Mmh... Une version russe du vilain petit canard, sur fond de Tchaïkovski, le tout en stop-motion ? Pourquoi pas ! Ça sort des sentiers battus, et on a d'office la musique et l'histoire comme valeurs sûres, on peut se lancer là-dedans sans prendre de risques.
Très franchement, tout le monde ne sera pas adepte de l'animation. C'est quand même très particulier, et esthétiquement, les modèles sont souvent assez moches, mais certains plans très beaux (je pense à un plan vers la fin, avec la vue de dessus très symétrique sur le cygne, majestueux).
Le film ne respecte pas la trame du conte original d'Andersen, et cherche à simplifier en stagnant dans le même lieu, le poulailler, ce qui a pour bénéfice d'obtenir un scénario qui met en avant la répétition et qui ne part pas dans tous les sens. Malheureusement, ça sous-entend aussi que le film devient redondant, le vilain petit canard se réveille, essaie de se faire accepter, se fait rejeter, et ainsi de suite. Dans le court-métrage des Silly Symphonies, ce défaut n'était pas présent, car il était bien plus rythmé.
La plupart des scènes sont magnifiées par la musique de Tchaïkovski, jouée par l'orchestre de son pays, et c'est le gros point fort de ce film. L'accompagnement d'un film d'animation par un orchestre, en omettant presque les dialogues, c'est quelque chose qui fonctionne depuis toujours, avec Fantasia comme figure de proue. Et ce qui est formidable ici, c'est que la musique de Tchaïkovski se marie très bien avec le conte, les deux deviennent indissociables.

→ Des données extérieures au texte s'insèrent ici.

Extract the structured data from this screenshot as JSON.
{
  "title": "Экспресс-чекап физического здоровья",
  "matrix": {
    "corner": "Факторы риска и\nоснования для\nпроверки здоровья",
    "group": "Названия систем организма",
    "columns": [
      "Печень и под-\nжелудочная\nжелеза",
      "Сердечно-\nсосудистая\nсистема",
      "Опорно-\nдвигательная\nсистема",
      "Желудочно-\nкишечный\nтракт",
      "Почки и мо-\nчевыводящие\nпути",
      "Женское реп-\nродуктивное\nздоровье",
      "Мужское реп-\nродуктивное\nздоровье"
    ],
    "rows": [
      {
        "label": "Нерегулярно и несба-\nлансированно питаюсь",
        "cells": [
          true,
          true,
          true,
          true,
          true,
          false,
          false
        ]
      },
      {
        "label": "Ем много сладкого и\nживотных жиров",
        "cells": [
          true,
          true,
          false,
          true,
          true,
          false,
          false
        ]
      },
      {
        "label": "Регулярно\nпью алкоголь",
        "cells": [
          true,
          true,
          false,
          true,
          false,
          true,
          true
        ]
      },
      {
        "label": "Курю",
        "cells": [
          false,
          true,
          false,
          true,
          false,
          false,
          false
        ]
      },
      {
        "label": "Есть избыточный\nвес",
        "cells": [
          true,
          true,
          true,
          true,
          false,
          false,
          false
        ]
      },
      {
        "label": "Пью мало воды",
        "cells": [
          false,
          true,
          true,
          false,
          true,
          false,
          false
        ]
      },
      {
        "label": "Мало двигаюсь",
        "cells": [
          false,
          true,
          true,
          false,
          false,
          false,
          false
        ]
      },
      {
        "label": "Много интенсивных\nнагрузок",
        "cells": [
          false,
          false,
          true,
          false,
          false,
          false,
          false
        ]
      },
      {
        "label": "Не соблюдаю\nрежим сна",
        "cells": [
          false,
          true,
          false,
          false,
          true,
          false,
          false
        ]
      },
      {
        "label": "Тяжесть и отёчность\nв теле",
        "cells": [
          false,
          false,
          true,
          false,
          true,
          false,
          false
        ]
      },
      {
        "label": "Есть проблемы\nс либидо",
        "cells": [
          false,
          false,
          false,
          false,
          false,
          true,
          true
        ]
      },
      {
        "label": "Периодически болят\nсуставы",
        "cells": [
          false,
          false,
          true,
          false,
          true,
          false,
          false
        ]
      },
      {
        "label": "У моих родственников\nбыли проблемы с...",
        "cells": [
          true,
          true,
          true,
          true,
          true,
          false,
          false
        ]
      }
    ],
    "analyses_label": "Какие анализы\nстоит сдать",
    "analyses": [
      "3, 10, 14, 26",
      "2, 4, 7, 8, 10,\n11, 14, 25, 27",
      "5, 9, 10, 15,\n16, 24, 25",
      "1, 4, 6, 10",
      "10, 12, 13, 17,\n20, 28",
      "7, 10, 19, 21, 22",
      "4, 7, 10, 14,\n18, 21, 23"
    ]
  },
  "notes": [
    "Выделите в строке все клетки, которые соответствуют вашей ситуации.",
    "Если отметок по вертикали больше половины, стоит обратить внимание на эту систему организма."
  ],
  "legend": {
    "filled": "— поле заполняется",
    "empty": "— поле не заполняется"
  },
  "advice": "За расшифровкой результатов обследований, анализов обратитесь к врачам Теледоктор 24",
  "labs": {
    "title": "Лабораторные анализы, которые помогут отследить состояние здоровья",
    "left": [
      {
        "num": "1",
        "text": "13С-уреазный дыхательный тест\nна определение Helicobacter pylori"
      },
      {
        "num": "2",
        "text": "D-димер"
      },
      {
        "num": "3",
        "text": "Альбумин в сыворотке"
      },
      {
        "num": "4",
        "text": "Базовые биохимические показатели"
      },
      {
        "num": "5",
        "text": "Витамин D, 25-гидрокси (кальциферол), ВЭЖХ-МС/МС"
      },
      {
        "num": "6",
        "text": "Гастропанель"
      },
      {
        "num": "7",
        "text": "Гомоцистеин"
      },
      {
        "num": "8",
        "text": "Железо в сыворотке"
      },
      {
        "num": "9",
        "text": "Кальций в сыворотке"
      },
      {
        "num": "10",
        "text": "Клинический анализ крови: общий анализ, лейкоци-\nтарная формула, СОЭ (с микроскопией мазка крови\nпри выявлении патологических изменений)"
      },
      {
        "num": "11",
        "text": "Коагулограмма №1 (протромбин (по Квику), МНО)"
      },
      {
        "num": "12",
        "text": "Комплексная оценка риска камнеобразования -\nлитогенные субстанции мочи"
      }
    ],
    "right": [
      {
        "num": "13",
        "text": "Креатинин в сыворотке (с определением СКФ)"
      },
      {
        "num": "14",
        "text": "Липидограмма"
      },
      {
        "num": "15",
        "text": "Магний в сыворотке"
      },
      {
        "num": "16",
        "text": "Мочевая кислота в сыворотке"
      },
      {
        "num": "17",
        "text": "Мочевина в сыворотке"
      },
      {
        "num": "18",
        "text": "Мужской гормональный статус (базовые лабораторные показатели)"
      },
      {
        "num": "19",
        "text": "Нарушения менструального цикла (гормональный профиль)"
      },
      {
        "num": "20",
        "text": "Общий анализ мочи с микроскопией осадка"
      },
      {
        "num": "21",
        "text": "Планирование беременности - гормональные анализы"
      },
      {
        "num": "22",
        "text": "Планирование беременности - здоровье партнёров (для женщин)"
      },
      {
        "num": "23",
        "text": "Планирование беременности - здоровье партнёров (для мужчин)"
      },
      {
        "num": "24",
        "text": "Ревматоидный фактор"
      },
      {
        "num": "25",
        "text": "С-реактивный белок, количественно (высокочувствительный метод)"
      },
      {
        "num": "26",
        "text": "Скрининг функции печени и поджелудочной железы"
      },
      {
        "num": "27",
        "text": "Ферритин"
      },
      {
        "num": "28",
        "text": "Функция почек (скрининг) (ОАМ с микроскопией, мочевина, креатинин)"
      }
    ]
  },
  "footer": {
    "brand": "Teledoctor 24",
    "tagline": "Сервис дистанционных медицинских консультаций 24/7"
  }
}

Préparez toutefois les oreilles : si l'orchestre est impeccable, la voix du vilain petit canard ne l'est pas (dans les versions russes comme françaises) en raison d'une volonté de transcrire musicalement sa laideur et surtout sa différence, ce qui le sépare des chœurs lyriques virils. Pour autant, cette voix se fond bien dans le film, et Bardine parvient une esthétique cohérente et originale.